California experienced the largest drop in initial claims with 8,555, which it attributed to fewer layoffs in the construction and services industries. Michigan, Indiana, Pennsylvania and Ohio experienced the next largest drops, which they attributed to fewer job cuts in the automobile and other manufacturing industries.
In the final quarter of last year, consumers cut spending at a 4.3 percent annualized pace, the same as previously estimated. It was the biggest decline since the second quarter of 1980.
Business cut spending on equipment and software by 28.1 percent on an annualized basis, the most since the first quarter of 1958.
The recession also is hurting corporate profits. One measure tied to the GDP report showed after-tax profits of U.S. companies dropped 10.7 percent in the fourth quarter, even worse than the 0.5 percent decline logged in the third quarter.
Both the new and old fourth-quarter GDP readings were the worst since the first quarter of 1982, when the economy, hit by a severe recession, contracted at a 6.4 percent pace.
To brace the economy, the Fed has slashed a key bank lending rate to an all-time low and has embarked on a series of radical programs to inject billions of dollars into the financial system.

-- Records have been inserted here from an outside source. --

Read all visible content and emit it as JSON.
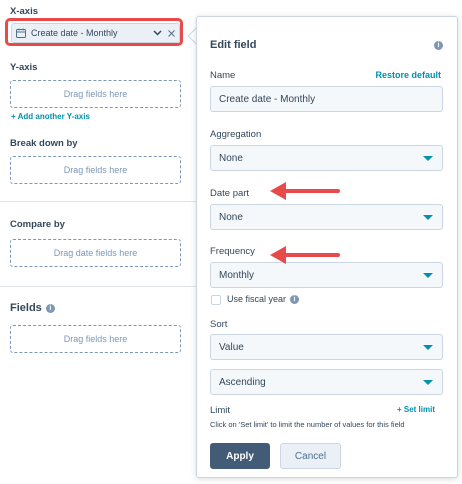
{
  "left": {
    "xaxis_label": "X-axis",
    "xaxis_pill": "Create date - Monthly",
    "yaxis_label": "Y-axis",
    "yaxis_drop": "Drag fields here",
    "add_y": "+ Add another Y-axis",
    "breakdown_label": "Break down by",
    "breakdown_drop": "Drag fields here",
    "compare_label": "Compare by",
    "compare_drop": "Drag date fields here",
    "fields_label": "Fields",
    "fields_drop": "Drag fields here"
  },
  "panel": {
    "title": "Edit field",
    "name_label": "Name",
    "restore": "Restore default",
    "name_value": "Create date - Monthly",
    "aggregation_label": "Aggregation",
    "aggregation_value": "None",
    "datepart_label": "Date part",
    "datepart_value": "None",
    "frequency_label": "Frequency",
    "frequency_value": "Monthly",
    "fiscal_label": "Use fiscal year",
    "sort_label": "Sort",
    "sort_value": "Value",
    "order_value": "Ascending",
    "limit_label": "Limit",
    "set_limit": "+ Set limit",
    "limit_help": "Click on 'Set limit' to limit the number of values for this field",
    "apply": "Apply",
    "cancel": "Cancel"
  },
  "colors": {
    "accent": "#0091ae",
    "highlight": "#e84a4a",
    "primary_button": "#425b76"
  },
  "icons": [
    "calendar-icon",
    "chevron-down-icon",
    "close-icon",
    "info-icon",
    "caret-down-icon",
    "red-arrow-annotation"
  ]
}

The Obama administration is counting on a $787 billion package of increased government spending and tax cuts, a financial-bailout program and an effort to stem home foreclosures to help turn the economy around.
For all of last year, the economy grew just 1.1 percent, unchanged from the government's previous estimate. That was down from a 2 percent gain in 2007 and marked the slowest growth since the last recession in 2001.